Cough Clue #5: Do You Experience Other Symptoms Along With Cough?
Sometimes a chronic cough is the only sign of asthma a person experiences. (Others also experience wheezing, tightness in the chest, and feeling out of breath.)
Another possibility for a lone cough is gastroesophageal disease. As many as half of people with GERD who cough don't experience its other classic symptoms, heartburn or a bad taste in the mouth.
Cough plus shortness of breath.
Shortness of breath is the major symptom of COPD. Some people experience it only when they exercise or exert themselves (as when walking up a flight of stairs); for others, it's continuous. So if you've got cough you can't shake and it seems harder to catch your breath, get checked. "People often lose 40 percent of their lung function before they notice," says Edelman. "It sneaks up on you over time."
In the United States, most people who get COPD are smokers. Worldwide, chronic bronchitis and emphysema can also be caused by air pollution and by breathing fumes from cooking over an open stove.
Asthma also causes shortness of breath in some people.
Cough plus fever.
Fever, with or without chills and night sweats, indicates an infection. This can be a mild viral infection such as a cold or a sign of something more serious, like pneumonia or tuberculosis (TB, a serious bacterial infection of the lungs). Weight loss is another feature of TB.

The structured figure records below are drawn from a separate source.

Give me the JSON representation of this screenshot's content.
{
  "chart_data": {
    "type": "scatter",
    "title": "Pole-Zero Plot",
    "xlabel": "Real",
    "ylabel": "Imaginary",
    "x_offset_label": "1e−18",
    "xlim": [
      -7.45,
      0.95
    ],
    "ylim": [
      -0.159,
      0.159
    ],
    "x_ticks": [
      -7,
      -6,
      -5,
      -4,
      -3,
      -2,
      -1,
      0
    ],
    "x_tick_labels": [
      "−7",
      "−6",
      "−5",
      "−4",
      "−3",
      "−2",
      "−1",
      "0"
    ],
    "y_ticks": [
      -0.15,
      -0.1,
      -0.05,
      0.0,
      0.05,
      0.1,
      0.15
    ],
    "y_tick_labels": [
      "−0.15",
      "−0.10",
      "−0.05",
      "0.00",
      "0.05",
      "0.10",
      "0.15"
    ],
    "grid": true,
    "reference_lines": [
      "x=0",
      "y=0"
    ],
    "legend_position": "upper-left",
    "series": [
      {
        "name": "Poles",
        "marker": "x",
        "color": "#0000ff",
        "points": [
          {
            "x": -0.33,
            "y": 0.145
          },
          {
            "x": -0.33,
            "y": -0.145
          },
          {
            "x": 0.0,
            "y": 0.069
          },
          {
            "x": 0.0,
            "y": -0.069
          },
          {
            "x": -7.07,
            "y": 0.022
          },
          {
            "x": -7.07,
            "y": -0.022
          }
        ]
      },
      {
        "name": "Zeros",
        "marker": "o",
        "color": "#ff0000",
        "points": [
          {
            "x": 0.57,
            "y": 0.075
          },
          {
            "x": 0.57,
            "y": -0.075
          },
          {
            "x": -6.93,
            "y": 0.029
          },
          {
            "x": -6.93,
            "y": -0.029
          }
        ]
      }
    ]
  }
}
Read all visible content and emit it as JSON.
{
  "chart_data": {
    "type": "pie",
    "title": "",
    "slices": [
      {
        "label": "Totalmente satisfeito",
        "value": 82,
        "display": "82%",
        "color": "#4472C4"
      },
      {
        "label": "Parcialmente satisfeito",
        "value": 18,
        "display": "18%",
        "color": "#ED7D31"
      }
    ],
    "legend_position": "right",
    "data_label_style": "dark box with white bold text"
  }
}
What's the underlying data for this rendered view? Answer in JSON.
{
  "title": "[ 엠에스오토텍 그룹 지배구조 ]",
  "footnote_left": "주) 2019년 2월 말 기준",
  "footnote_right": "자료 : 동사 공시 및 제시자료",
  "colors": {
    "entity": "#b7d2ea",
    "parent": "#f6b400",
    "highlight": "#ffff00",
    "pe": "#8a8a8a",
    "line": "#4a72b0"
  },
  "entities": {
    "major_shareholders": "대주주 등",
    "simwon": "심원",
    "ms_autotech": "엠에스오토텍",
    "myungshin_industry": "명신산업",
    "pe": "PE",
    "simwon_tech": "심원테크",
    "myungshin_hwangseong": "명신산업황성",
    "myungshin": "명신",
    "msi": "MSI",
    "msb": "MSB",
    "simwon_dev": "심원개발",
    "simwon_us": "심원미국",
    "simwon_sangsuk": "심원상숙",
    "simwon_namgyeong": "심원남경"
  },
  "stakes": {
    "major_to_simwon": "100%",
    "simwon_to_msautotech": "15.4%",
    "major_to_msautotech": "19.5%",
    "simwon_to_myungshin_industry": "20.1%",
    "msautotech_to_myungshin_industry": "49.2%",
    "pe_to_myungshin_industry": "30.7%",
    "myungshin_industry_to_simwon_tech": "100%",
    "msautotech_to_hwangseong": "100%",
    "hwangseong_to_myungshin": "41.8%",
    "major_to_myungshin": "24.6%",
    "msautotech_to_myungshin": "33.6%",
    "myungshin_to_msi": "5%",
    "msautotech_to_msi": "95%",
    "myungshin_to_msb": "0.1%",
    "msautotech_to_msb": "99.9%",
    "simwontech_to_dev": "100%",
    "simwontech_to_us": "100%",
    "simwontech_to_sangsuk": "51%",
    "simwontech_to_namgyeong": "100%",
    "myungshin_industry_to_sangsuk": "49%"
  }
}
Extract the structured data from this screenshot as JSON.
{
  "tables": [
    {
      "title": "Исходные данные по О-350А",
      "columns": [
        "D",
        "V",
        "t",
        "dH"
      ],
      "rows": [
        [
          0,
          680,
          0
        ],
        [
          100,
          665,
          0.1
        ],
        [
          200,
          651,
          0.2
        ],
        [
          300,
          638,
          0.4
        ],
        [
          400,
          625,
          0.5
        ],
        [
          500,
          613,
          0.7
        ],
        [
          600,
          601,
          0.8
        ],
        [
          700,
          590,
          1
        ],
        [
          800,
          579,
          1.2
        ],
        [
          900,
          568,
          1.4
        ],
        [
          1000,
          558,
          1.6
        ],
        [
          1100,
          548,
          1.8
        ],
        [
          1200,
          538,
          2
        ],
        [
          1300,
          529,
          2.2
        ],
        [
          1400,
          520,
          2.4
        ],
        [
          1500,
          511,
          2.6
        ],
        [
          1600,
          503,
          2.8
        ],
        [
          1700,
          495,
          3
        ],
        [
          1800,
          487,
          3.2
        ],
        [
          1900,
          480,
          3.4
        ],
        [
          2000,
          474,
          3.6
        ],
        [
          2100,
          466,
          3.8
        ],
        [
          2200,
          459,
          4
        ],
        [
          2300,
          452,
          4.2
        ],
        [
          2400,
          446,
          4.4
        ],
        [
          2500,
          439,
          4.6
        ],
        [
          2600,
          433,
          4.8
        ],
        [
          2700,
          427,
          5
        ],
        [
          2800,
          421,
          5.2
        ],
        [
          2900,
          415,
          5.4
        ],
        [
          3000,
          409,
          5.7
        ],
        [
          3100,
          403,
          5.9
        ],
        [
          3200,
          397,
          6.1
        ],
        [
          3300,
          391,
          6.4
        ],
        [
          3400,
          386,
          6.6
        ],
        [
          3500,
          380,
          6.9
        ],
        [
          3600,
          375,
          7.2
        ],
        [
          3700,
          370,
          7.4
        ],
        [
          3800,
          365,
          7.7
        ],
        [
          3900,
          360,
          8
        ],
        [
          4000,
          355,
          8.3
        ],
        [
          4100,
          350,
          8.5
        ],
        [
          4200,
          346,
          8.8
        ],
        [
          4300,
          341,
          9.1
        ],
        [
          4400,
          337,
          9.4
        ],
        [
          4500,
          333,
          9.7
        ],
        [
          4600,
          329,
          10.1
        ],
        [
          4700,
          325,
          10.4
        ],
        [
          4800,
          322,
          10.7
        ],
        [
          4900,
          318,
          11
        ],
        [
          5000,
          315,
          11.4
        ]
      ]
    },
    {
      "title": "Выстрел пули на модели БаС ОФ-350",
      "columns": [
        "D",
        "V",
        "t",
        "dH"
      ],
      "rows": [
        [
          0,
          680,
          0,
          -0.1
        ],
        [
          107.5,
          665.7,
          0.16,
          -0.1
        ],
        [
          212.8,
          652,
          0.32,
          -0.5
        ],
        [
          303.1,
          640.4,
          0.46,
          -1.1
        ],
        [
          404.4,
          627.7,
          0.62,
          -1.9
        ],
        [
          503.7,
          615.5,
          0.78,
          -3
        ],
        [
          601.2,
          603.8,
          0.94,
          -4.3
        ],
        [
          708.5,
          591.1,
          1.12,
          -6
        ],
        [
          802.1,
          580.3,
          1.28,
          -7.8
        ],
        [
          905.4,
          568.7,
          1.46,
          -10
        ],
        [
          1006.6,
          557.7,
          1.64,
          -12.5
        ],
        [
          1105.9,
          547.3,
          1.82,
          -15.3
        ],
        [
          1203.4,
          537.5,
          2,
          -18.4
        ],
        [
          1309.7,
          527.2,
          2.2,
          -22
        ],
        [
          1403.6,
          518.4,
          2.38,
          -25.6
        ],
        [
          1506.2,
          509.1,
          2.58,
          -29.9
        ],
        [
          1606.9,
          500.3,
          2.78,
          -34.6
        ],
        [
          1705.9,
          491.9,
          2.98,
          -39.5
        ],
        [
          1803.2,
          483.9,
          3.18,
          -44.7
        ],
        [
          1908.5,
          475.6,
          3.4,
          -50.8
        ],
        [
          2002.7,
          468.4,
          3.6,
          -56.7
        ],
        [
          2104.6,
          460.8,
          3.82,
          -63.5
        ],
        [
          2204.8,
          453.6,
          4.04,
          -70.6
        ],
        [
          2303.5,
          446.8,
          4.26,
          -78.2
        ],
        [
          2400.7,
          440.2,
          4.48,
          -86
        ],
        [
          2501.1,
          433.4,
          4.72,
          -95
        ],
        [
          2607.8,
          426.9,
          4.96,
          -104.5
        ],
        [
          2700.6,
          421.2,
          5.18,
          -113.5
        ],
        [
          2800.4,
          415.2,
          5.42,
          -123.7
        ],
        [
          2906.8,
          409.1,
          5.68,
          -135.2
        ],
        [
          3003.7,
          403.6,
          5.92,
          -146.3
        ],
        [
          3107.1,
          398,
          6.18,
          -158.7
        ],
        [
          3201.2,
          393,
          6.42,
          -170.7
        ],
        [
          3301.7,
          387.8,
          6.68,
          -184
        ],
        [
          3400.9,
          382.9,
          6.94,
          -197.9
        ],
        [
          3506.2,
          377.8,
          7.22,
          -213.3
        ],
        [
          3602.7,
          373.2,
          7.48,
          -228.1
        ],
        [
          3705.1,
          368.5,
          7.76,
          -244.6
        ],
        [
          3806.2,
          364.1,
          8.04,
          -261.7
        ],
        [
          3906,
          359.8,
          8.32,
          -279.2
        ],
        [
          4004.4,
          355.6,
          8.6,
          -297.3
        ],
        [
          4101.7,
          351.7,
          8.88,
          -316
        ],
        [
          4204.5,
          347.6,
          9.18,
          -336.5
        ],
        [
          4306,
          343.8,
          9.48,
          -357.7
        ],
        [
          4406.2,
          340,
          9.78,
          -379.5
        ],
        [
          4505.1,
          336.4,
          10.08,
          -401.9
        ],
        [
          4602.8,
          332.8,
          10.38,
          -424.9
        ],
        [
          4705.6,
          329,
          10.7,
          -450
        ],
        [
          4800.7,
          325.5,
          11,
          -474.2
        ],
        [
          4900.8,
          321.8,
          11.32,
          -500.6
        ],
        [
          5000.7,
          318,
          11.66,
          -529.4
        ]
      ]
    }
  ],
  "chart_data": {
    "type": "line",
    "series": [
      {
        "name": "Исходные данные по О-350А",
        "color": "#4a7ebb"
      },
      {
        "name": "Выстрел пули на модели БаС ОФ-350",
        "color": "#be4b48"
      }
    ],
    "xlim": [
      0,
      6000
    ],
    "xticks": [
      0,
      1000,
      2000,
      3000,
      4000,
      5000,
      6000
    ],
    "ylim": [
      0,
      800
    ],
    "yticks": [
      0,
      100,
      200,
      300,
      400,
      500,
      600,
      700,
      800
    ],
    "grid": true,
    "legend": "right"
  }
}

Cough plus "snorting" and "trickling."
Some people describe postnasal drip -- now known as upper airway cough syndrome -- as "like having a runny nose in the back of your throat." To cope with excessive mucus produced by the sinuses, a person may snort (clear the nose by pulling air and mucus up through it) or feel like they are gagging on a constant trickling sensation at the back of the throat that causes them to try to cough it up. The person might also have bad breath, a constant sore throat, nausea, or vomiting as side effects.
The causes of chronic postnasal drip include allergies and sinusitis -- even the changing hormonal levels of pregnancy can be to blame. Depending on the findings of a complete physical exam, the treatments range from nasal irrigation, allergy medications, and antibiotics to surgery.
Cough plus chest pain or heartburn.
In people who have reflux disease, a chronic cough and sore throat may be accompanied by GERD's classic symptoms: a heaviness in the chest or a sensation of something stuck there, or heartburn after eating a heavy meal, lying down, or bending over. Symptoms usually worsen at night, and coughing can disturb sleep.